Lustig’s lecture makes it very clear: the body digests different substances in many different ways. They get processed by different organs, using different enzymes, creating different byproducts, which in turn effect other biological processes not related to just digesting your candy bar. In his lecture, Lustig shows that the digestion of normal carbohydrates (bread, vegetables, etc.) gets energy to your cells, stores some of that energy in the liver, contributes slightly to weight gain, and not much else. He then shows how the process of digesting fructose and sucrose is more similar to those of digesting alcohol and pure fat. The process likewise gets energy to your cells, but perhaps half of these sugars are then stored as fat. These digestive processes then also create chemical byproducts which make you stay hungry longer, increase blood pressure, increase chances of diabetes, and contribute much more to the creation of fat. Taubes adds on to this, claiming that it also increases the body’s secretion of hormones that can help cancers to grow.

Lustig is on a crusade about this. That’s why he keeps referring to sugar as poison. We know that a high-fat diet is unhealthy, and Lustig argues persuasively that, in effect, a high-sugar diet is a high-fat diet because of how the body metabolises sugar. It also follows from this that all calories are not created equal, at least as far as obesity, heart disease, and diabetes are concerned. Eating 500 calories of candy and 500 calories of spaghetti effect your body differently. In a way, this is common sense; eating 10 carrots is better for you than drinking a can of soda. But the majority of public nutrition info in the past few decades has focused on calories in general, exercise, and fat consumption. If sugar (which is added to almost any food you can buy) is as big a factor as any of those other three, then that’s big news.

It would be one thing if this was an issue of individual diet and individual choices, but multiply the surprising impact of sugar times the number of Americans who eat food, and the number of residents of other nations who have largely adopted the American way of eating. Taubes mentions that some medical researchers see diabetes and obesity together in so many patients that they have coined a new term: “diabesity”. Lustig says that the United States has an epidemic of obese six-month olds. Some studies show that 17% of all American health care spending is on obesity-related treatments. This is horrifying.

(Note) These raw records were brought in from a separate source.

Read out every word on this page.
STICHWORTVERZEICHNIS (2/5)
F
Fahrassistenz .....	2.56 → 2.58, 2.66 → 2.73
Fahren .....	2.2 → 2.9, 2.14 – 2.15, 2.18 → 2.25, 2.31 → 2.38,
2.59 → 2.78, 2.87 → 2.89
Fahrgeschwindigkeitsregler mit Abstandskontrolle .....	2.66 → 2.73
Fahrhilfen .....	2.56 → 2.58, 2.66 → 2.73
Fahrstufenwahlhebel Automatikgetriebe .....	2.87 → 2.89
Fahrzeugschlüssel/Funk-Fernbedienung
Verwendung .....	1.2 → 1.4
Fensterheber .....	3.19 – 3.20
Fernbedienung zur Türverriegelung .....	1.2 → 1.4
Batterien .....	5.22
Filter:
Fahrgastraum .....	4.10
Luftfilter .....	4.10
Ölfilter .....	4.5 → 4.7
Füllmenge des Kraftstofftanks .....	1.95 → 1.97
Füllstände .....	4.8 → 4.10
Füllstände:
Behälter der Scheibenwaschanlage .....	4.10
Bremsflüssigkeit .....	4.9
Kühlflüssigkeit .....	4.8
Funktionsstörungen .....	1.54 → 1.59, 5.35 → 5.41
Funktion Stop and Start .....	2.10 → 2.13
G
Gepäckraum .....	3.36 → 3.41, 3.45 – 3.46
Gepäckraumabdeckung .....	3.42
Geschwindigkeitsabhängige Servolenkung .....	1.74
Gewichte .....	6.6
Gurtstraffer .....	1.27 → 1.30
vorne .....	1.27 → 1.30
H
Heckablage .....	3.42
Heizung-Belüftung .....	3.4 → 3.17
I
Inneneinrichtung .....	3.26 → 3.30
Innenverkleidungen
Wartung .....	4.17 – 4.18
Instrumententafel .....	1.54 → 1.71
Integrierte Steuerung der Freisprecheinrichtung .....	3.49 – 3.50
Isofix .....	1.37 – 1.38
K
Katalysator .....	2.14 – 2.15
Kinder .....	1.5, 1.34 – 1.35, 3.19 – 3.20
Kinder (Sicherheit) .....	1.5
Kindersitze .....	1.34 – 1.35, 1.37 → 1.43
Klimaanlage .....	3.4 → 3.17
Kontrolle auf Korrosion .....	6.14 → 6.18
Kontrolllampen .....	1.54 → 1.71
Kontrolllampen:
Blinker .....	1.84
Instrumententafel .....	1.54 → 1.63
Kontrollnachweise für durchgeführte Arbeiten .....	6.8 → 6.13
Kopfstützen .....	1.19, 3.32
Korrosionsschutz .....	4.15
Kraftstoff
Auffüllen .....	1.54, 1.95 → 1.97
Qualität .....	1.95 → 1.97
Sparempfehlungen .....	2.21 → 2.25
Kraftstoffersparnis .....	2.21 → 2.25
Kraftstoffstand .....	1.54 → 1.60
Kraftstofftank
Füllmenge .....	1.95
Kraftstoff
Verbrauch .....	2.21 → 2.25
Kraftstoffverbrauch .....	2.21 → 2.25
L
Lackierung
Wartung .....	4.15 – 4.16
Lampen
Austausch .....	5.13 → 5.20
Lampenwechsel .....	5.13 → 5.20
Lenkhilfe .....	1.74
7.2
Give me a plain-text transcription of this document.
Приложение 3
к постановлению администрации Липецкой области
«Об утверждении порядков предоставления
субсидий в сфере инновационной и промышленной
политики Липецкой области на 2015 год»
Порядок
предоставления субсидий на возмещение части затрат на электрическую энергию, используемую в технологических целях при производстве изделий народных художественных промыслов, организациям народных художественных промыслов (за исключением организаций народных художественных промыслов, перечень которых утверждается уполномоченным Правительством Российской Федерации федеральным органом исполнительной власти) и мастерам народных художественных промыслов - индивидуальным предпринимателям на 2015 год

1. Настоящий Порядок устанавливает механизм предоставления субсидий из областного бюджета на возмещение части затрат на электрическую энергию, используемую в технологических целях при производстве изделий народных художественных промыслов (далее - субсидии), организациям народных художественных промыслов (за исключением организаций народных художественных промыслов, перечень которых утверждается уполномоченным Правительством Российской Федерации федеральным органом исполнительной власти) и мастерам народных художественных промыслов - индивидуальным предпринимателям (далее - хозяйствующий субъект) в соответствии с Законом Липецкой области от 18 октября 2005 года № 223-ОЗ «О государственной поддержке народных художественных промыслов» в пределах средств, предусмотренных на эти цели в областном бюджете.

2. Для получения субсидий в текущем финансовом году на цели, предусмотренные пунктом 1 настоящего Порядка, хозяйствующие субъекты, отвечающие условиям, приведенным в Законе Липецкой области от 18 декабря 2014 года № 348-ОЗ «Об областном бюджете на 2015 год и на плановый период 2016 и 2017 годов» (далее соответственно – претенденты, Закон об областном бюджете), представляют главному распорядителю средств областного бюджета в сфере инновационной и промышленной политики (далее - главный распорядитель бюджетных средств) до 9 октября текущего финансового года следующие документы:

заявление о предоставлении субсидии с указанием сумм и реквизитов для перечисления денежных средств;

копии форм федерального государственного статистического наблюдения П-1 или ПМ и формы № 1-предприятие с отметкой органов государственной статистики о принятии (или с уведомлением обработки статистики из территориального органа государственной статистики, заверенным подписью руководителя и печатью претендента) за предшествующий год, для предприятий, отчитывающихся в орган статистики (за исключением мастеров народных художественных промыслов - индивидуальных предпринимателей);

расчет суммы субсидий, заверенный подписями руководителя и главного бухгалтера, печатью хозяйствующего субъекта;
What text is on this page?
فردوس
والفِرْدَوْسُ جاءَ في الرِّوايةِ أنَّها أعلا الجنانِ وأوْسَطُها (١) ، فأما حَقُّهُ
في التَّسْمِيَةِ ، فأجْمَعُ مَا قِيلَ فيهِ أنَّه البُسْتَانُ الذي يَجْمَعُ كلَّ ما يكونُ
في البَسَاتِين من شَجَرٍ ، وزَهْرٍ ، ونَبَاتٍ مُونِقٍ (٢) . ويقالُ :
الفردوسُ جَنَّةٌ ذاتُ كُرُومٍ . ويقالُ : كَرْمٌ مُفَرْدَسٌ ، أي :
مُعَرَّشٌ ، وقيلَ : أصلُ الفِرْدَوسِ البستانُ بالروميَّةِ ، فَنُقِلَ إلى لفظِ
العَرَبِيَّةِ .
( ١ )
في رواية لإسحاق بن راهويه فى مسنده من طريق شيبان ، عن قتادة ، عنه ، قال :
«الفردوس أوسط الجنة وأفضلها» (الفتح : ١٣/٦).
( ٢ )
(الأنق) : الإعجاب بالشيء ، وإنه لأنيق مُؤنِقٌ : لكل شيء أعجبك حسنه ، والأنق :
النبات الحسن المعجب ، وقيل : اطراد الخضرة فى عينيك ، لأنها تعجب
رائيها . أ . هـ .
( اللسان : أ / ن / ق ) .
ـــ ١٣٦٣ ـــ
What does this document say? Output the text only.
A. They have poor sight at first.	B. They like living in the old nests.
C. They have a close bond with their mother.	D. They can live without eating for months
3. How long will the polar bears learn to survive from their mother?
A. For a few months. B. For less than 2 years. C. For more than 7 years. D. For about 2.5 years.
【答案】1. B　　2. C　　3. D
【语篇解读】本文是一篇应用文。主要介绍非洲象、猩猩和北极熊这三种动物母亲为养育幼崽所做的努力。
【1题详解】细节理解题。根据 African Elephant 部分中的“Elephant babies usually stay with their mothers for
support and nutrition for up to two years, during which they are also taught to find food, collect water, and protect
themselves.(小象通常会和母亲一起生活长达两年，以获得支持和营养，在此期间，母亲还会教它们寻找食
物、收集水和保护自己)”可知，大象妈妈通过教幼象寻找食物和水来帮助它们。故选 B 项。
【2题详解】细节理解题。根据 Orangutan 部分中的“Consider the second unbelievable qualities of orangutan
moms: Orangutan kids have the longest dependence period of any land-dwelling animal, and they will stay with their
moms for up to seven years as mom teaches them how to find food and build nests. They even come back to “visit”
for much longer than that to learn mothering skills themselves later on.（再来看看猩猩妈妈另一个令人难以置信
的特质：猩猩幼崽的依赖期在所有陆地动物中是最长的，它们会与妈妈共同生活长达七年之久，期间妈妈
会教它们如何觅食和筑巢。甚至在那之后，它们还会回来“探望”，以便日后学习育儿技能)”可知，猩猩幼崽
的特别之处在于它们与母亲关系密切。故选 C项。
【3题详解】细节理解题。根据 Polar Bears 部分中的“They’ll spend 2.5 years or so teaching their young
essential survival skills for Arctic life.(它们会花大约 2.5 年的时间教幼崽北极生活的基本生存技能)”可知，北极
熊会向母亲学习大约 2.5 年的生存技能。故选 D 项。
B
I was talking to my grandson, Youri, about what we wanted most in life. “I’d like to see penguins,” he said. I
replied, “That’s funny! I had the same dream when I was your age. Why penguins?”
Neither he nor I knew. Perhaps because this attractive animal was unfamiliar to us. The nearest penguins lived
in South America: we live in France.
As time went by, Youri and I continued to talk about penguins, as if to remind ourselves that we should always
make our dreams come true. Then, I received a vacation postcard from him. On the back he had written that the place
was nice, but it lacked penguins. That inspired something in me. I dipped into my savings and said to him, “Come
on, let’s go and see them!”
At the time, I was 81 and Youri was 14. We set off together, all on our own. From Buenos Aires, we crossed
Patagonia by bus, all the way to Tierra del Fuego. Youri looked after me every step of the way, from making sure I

Anyhow, biology was never my strongest subject, but I would recommend listening to those Taubes interviews if you’re interested, and reading his NYT Mag article. And then, if you want the hard stuff, or if biochemistry equations make you warm and tingly inside, watch the Lustig lecture. I could be wrong, they could be wrong/lying, I just don’t know. Worth a look, though.

Posted by Jake on May 25, 2011 9:24 pm

1 Comment »

  1. I know that anectdotal evidence is pointless with this sort of thing, but here’s mine.

    After spending a year exercising every morning and trying to shed a few pounds… nothing. I decided to switch from a breakfast cereal (raisin bran, which *sounds* healthy) to a brand with natural sugar instead of corn sweeteners.

    Nothing.

    Then I switched to oatmeal with no sweeteners at all other than some raisins and a pinch of sugar I add myself. I lost 4 pounds in about a month. Pretty sure that’s the only substantial change I made to my diet or exercise routine.